Christopher Han
March 18, 2019
This data product takes in a word or a sentence and predicts the next word. The model is trained on 70% of the data and uses a stupid backoff model with ngrams ranging from 1-5. The application is deployed at this link https://chrishan.shinyapps.io/finalwordprediction/
Method
The algorithm uses a stupid backoff model. First the model starts with a 5-gram match, given the sentence is long enough. If there is a match, the probability of the word is calculated based on the 5-gram match. If there is not a match, it moves onto 4-gram, to 3-gram, and so on.
The shiny application consists of the following elements:
Using the benchmark provided here Benchmark, we observed how the model performs on a test set.

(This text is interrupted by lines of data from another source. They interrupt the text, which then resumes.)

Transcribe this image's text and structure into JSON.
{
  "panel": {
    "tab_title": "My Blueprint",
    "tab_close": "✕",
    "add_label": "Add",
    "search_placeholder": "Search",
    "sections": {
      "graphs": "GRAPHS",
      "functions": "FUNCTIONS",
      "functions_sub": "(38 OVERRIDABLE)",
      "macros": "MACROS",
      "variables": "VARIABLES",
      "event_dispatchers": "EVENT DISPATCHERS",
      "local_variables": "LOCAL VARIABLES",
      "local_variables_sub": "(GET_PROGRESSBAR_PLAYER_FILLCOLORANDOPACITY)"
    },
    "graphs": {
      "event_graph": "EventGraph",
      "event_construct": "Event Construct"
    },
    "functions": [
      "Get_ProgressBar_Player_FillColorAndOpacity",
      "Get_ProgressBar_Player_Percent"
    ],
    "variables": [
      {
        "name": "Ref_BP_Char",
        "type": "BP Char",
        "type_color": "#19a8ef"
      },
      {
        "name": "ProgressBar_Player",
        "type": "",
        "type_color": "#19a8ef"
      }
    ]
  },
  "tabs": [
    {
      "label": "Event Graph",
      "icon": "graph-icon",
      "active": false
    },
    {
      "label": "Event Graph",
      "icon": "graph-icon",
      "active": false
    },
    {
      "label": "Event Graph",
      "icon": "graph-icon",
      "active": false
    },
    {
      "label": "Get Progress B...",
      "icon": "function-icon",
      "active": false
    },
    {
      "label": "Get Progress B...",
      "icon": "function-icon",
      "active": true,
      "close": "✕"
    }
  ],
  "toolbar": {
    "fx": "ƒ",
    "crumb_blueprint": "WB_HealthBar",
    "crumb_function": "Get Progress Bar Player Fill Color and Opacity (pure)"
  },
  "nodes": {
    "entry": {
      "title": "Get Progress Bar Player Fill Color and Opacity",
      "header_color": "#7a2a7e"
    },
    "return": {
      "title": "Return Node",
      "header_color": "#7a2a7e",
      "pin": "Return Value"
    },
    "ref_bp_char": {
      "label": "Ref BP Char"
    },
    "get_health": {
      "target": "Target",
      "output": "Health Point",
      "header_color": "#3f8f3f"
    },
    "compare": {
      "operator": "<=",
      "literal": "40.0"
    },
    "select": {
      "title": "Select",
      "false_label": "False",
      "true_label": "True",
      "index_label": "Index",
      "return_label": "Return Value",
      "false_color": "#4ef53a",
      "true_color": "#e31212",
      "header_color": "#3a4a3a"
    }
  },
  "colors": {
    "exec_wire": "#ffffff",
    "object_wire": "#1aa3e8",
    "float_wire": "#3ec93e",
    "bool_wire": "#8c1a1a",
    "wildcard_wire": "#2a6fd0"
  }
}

| Result | 3-gram | 4-gram | 5-gram |
|---|---|---|---|
| Overall top-3 score | 17.18% | 17.57% | 17.56% |
| Overall top-1 precision | 12.77% | 13.41% | 13.45% |
| Overall top-3 precision | 20.92 | 21.09 | 21.02 |
| Average runtime | 18.20 msec | 20.08 msec | 23.84 msec |
| Total memory used | 105.32 MB | 106.51 MB | 106.88 MB |
The 5-gram model provides the best overall top-1 precision with being able to predict the next word on the first try 13.45% of the time. The final deployed application uses the 5-gram model on the basis of this result.